Maremágnum / Mario Vargas Suárez / Luto en Tamaulipas

MAREMAGNUM

Existen varias posturas sobre un fenómeno que, a pesar de ser natural y que todos sabemos que llegará, rehuimos muchas veces hasta hablar de él, porque sencillamente para algunos es miedo, para otros es terror.
El tema de la muerte ha sido muy controversial para el ser humano, sobre todo cuando la sentimos muy cerca y no necesariamente porque sea familiar, simplemente porque la muerte de una persona a la que identificamos con varias características de apego a la gente.
El fallecimiento del exgobernador Enrique Cárdenas González (1927-2018), originario de la capital tamaulipeca, en verdad que deja un gran hueco no solo en su familia, sino en la política del estado, pues su sola figura inspiró respeto a las diferentes corrientes de la política de la entidad.
A Don Enrique siempre se le relacionó con el presidente Luis Echeverría Álvarez (1970-7976), incluso desde mucho antes de que éste llegara a la Secretaría de Gobernación y de ahí a la presidencia de la república.

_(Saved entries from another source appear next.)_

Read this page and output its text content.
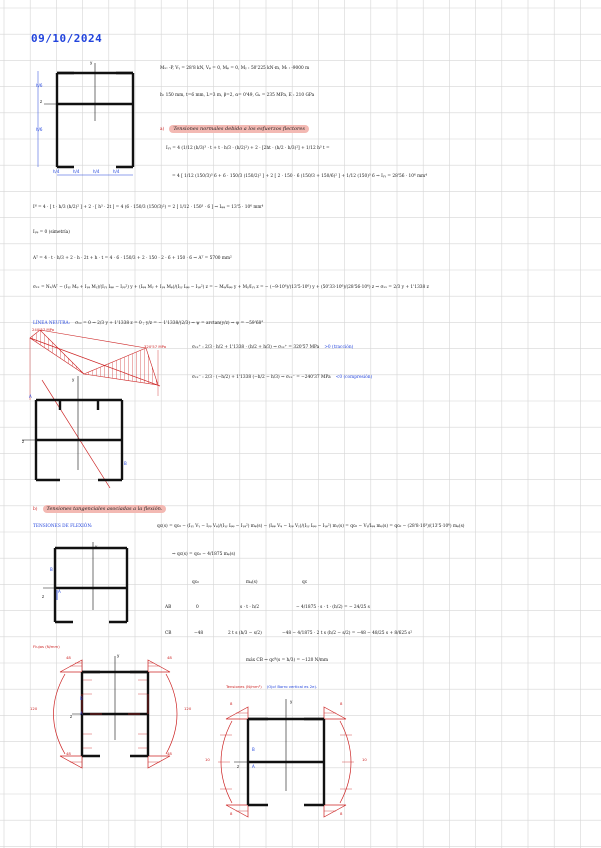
09/10/2024
y
z
h/6
h/6
h/4	h/4	h/4	h/4
Mₓ: -P, Vᵧ = 28'8 kN, Vᵩ = 0, Mᵩ = 0, Mᵧ : 50'225 kN·m, Mₜ : -9000 m
h: 150 mm, t=6 mm, L=3 m, β=2, α= 0'49, Gₑ = 235 MPa, E : 210 GPa
a) Tensiones normales debido a los esfuerzos flectores
Iᵧᵧ = 4 (1/12 (h/3)³ · t + t · h/3 · (h/2)²) + 2 · [2ht · (h/2 · h/3)²] + 1/12 h³ t =
= 4 [ 1/12 (150/3)³ 6 + 6 · 150/3 (150/2)² ] + 2 [ 2 · 150 · 6 (150/3 + 150/6)² ] + 1/12 (150)³ 6 ⇒ Iᵧᵧ = 28'56 · 10⁶ mm⁴
Iᶠᶠ = 4 · [ t · h/3 (h/2)² ] + 2 · [ h³ · 2t ] = 4 (6 · 150/3 (150/3)²) = 2 [ 1/12 · 150³ · 6 ] ⇒ Iᵩᵩ = 13'5 · 10⁶ mm⁴
Iᵧᵩ = 0 (simetría)
Aᵀ = 4 · t · h/3 + 2 · h · 2t + h · t = 4 · 6 · 150/3 + 2 · 150 · 2 · 6 + 150 · 6 ⇒ Aᵀ = 5700 mm²
σₓₓ = Nₓ/Aᵀ − (Iᵧᵧ Mᵩ + Iᵧᵩ Mᵧ)/(Iᵧᵧ Iᵩᵩ − Iᵧᵩ²) y + (Iᵩᵩ Mᵧ + Iᵧᵩ Mᵩ)/(Iᵧᵧ Iᵩᵩ − Iᵧᵩ²) z = − Mᵩ/Iᵩᵩ y + Mᵧ/Iᵧᵧ z = − (−9·10⁶)/(13'5·10⁶) y + (50'33·10⁶)/(28'56·10⁶) z ⇒ σₓₓ = 2/3 y + 1'1338 z
LÍNEA NEUTRA: σₓₓ = 0 ⇒ 2/3 y + 1'1338 z = 0 ; y/z = − 1'1338/(2/3) ⇒ ψ = arctan(y/z) ⇒ ψ = −59'68°
σₓₓ⁺ : 2/3 · h/2 + 1'1338 · (h/2 + h/3) ⇒ σₓₓ⁺ = 320'57 MPa >0 (tracción)
σₓₓ⁻ : 2/3 · (−h/2) + 1'1338 (−h/2 − h/3) ⇒ σₓₓ⁻ = −240'37 MPa <0 (compresión)
240'37 MPa
320'57 MPa
A
B
y
z
b) Tensiones tangenciales asociadas a la flexión.
TENSIONES DE FLEXIÓN:	qᴄ(s) = qᴄ₀ − (Iᵧᵧ Vᵧ − Iᵧᵩ Vᵩ)/(Iᵧᵧ Iᵩᵩ − Iᵧᵩ²) mᵩ(s) − (Iᵩᵩ Vᵩ − Iᵧᵩ Vᵧ)/(Iᵧᵧ Iᵩᵩ − Iᵧᵩ²) mᵧ(s) = qᴄ₀ − Vᵧ/Iᵩᵩ mᵩ(s) = qᴄ₀ − (28'8·10³)/(13'5·10⁶) mᵩ(s)
⇒ qᴄ(s) = qᴄ₀ − 4/1875 mᵩ(s)
y
z
A
B
qᴄ₀	mᵩ(s)	qᴄ
AB	0	s · t · h/2	− 4/1875 · s · t · (h/2) = − 24/25 s
CB	−48	2 t s (h/3 − s/2)	−48 − 4/1875 · 2 t s (h/2 − s/2) = −48 − 48/25 s + 8/625 s²
máx CB ⇒ qᴄᴮ(s = h/3) = −120 N/mm
Flujos (N/mm)
48	48
48	48
120	120
y
z
A
B
Tensiones (N/mm²) (Ojo! Borro vertical es 2e).
8	8
8	8
10	10
y
z	A
B
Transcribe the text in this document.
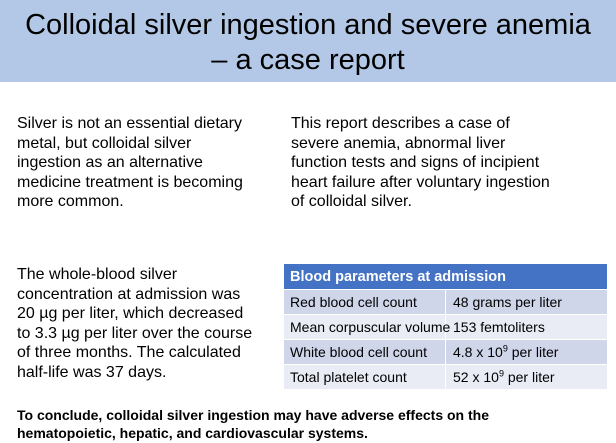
Colloidal silver ingestion and severe anemia
– a case report

Silver is not an essential dietary
metal, but colloidal silver
ingestion as an alternative
medicine treatment is becoming
more common.

This report describes a case of
severe anemia, abnormal liver
function tests and signs of incipient
heart failure after voluntary ingestion
of colloidal silver.

The whole-blood silver
concentration at admission was
20 µg per liter, which decreased
to 3.3 µg per liter over the course
of three months. The calculated
half-life was 37 days.

Blood parameters at admission	
Red blood cell count	48 grams per liter
Mean corpuscular volume	153 femtoliters
White blood cell count	4.8 x $10^9$ per liter
Total platelet count	52 x $10^9$ per liter

To conclude, colloidal silver ingestion may have adverse effects on the
hematopoietic, hepatic, and cardiovascular systems.
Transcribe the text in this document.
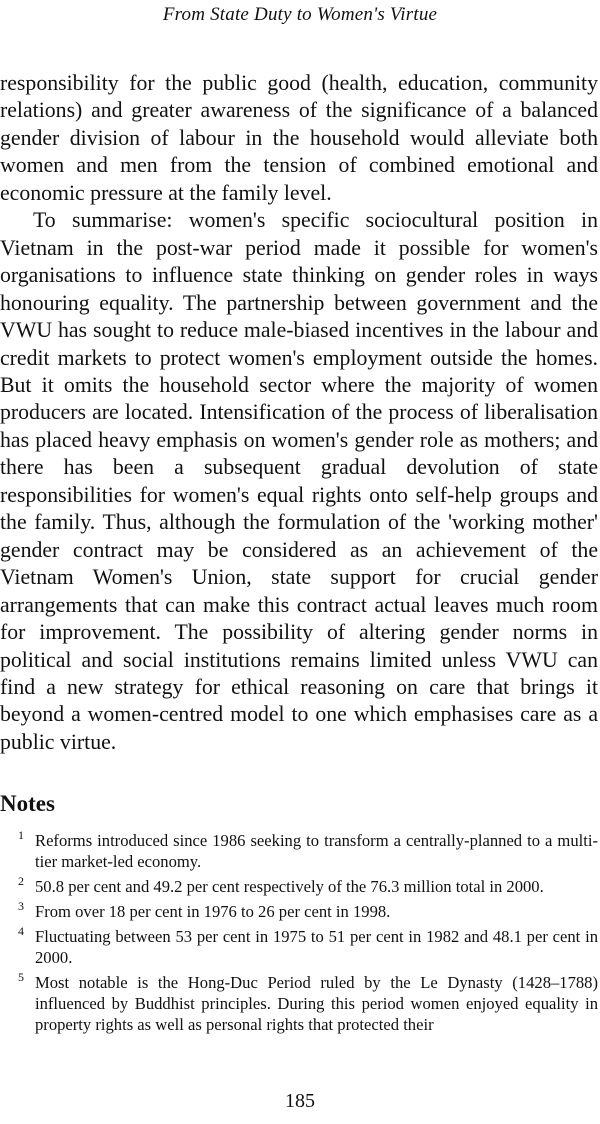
From State Duty to Women's Virtue

responsibility for the public good (health, education, community relations) and greater awareness of the significance of a balanced gender division of labour in the household would alleviate both women and men from the tension of combined emotional and economic pressure at the family level.

To summarise: women's specific sociocultural position in Vietnam in the post-war period made it possible for women's organisations to influence state thinking on gender roles in ways honouring equality. The partnership between government and the VWU has sought to reduce male-biased incentives in the labour and credit markets to protect women's employment outside the homes. But it omits the household sector where the majority of women producers are located. Intensification of the process of liberalisation has placed heavy emphasis on women's gender role as mothers; and there has been a subsequent gradual devolution of state responsibilities for women's equal rights onto self-help groups and the family. Thus, although the formulation of the 'working mother' gender contract may be considered as an achievement of the Vietnam Women's Union, state support for crucial gender arrangements that can make this contract actual leaves much room for improvement. The possibility of altering gender norms in political and social institutions remains limited unless VWU can find a new strategy for ethical reasoning on care that brings it beyond a women-centred model to one which emphasises care as a public virtue.

Notes
1 Reforms introduced since 1986 seeking to transform a centrally-planned to a multi-tier market-led economy.
2 50.8 per cent and 49.2 per cent respectively of the 76.3 million total in 2000.
3 From over 18 per cent in 1976 to 26 per cent in 1998.
4 Fluctuating between 53 per cent in 1975 to 51 per cent in 1982 and 48.1 per cent in 2000.
5 Most notable is the Hong-Duc Period ruled by the Le Dynasty (1428–1788) influenced by Buddhist principles. During this period women enjoyed equality in property rights as well as personal rights that protected their
185
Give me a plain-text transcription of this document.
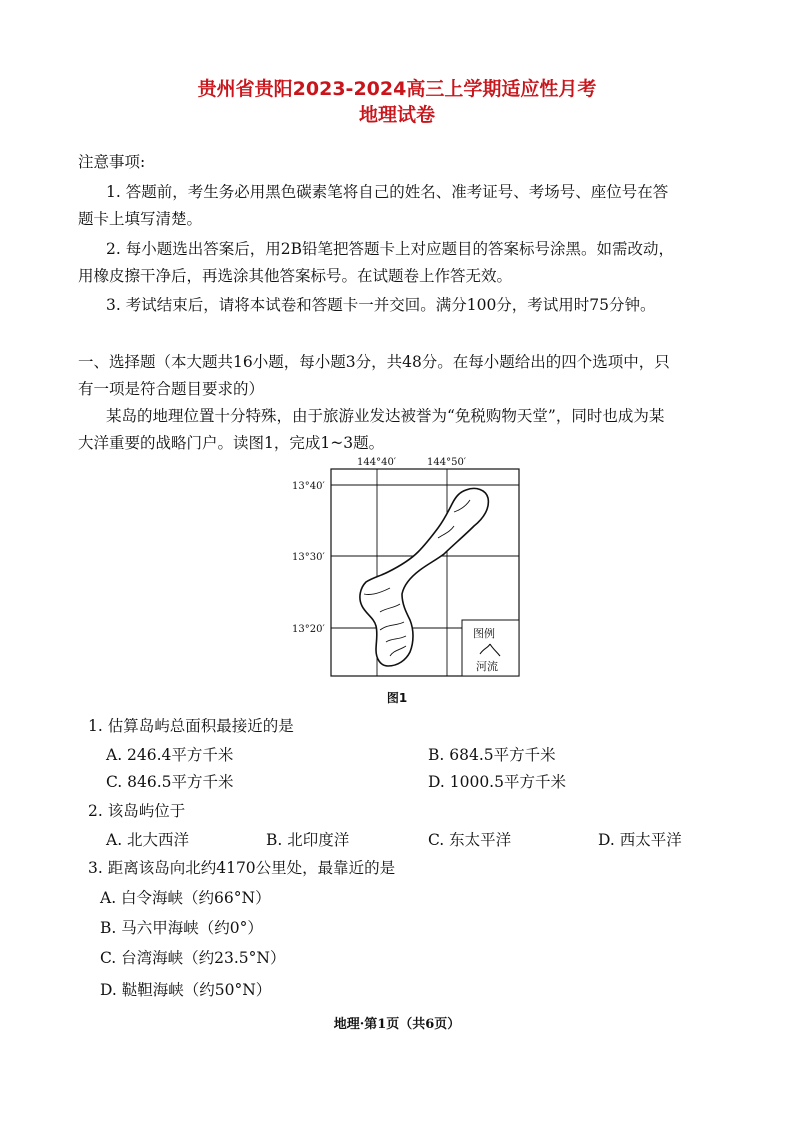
贵州省贵阳2023-2024高三上学期适应性月考
地理试卷
注意事项:
1. 答题前，考生务必用黑色碳素笔将自己的姓名、准考证号、考场号、座位号在答
题卡上填写清楚。
2. 每小题选出答案后，用2B铅笔把答题卡上对应题目的答案标号涂黑。如需改动，
用橡皮擦干净后，再选涂其他答案标号。在试题卷上作答无效。
3. 考试结束后，请将本试卷和答题卡一并交回。满分100分，考试用时75分钟。
一、选择题（本大题共16小题，每小题3分，共48分。在每小题给出的四个选项中，只
有一项是符合题目要求的）
某岛的地理位置十分特殊，由于旅游业发达被誉为“免税购物天堂”，同时也成为某
大洋重要的战略门户。读图1，完成1~3题。
144°40′	144°50′
13°40′
13°30′
13°20′	图例
河流
图1
1. 估算岛屿总面积最接近的是
A. 246.4平方千米	B. 684.5平方千米
C. 846.5平方千米	D. 1000.5平方千米
2. 该岛屿位于
A. 北大西洋	B. 北印度洋	C. 东太平洋	D. 西太平洋
3. 距离该岛向北约4170公里处，最靠近的是
A. 白令海峡（约66°N）
B. 马六甲海峡（约0°）
C. 台湾海峡（约23.5°N）
D. 鞑靼海峡（约50°N）
地理·第1页（共6页）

Entre los anécdotas se dice que ambos personajes se conocieron porque Echeverría junto a su familia, quedaron varados en la carretera Victoria Reynosa, por una falla mecánica del auto manejado por Don Luis, por lo que la amabilidad de siempre Don Enrique, le obligó a detenerse y prestarle ayuda.
Otras personas desmienten o afirman este pasaje, solo que aseguran que ambos personajes ya se conocían, puesto que fueron condiscípulos de la Escuela Primaria Lauro Aguirre, en el tercer grado y desde entonces nació una amistad inquebrantable. Por cierto ese centro escolar todavía tiene su edificio en la que fuera residencia del ilustre educador tamaulipeco, en el 11 Hidalgo y Juárez, de Cd. Victoria.
Cárdenas González fue Alcalde de Victoria (1968-1971), dos veces Senador de la República y alto funcionario del Gobierno Federal. Don Enrique asume la alta responsabilidad del Estado el 1 de enero de 1975 y la concluye el 31 de diciembre de 1980, entregando el Gobierno al Dr. Emilio Martínez Manatou (1981-1986).
La política agraria de Don Enrique para el país hizo prosperar el campo de Tamaulipas, al grado de convertirlo en el Granero de México, con su programa Revolución Verde.
Don Enrique no solo se ocupó de asuntos políticos, sino que fue agricultor y ganadero, hasta la fecha el rancho La Marina Vieja sigue en producción y a riesgo de equivocarme, en manos de la familia Cárdenas del Avellano.
Otra actividad empresarial de Don Enrique se dio en la comunicación cuando adquiere la estación XEBJ y de ahí el emporio de Organización Radiofónica Tamaulipeca con sintonía en amplitud y frecuencias modulada.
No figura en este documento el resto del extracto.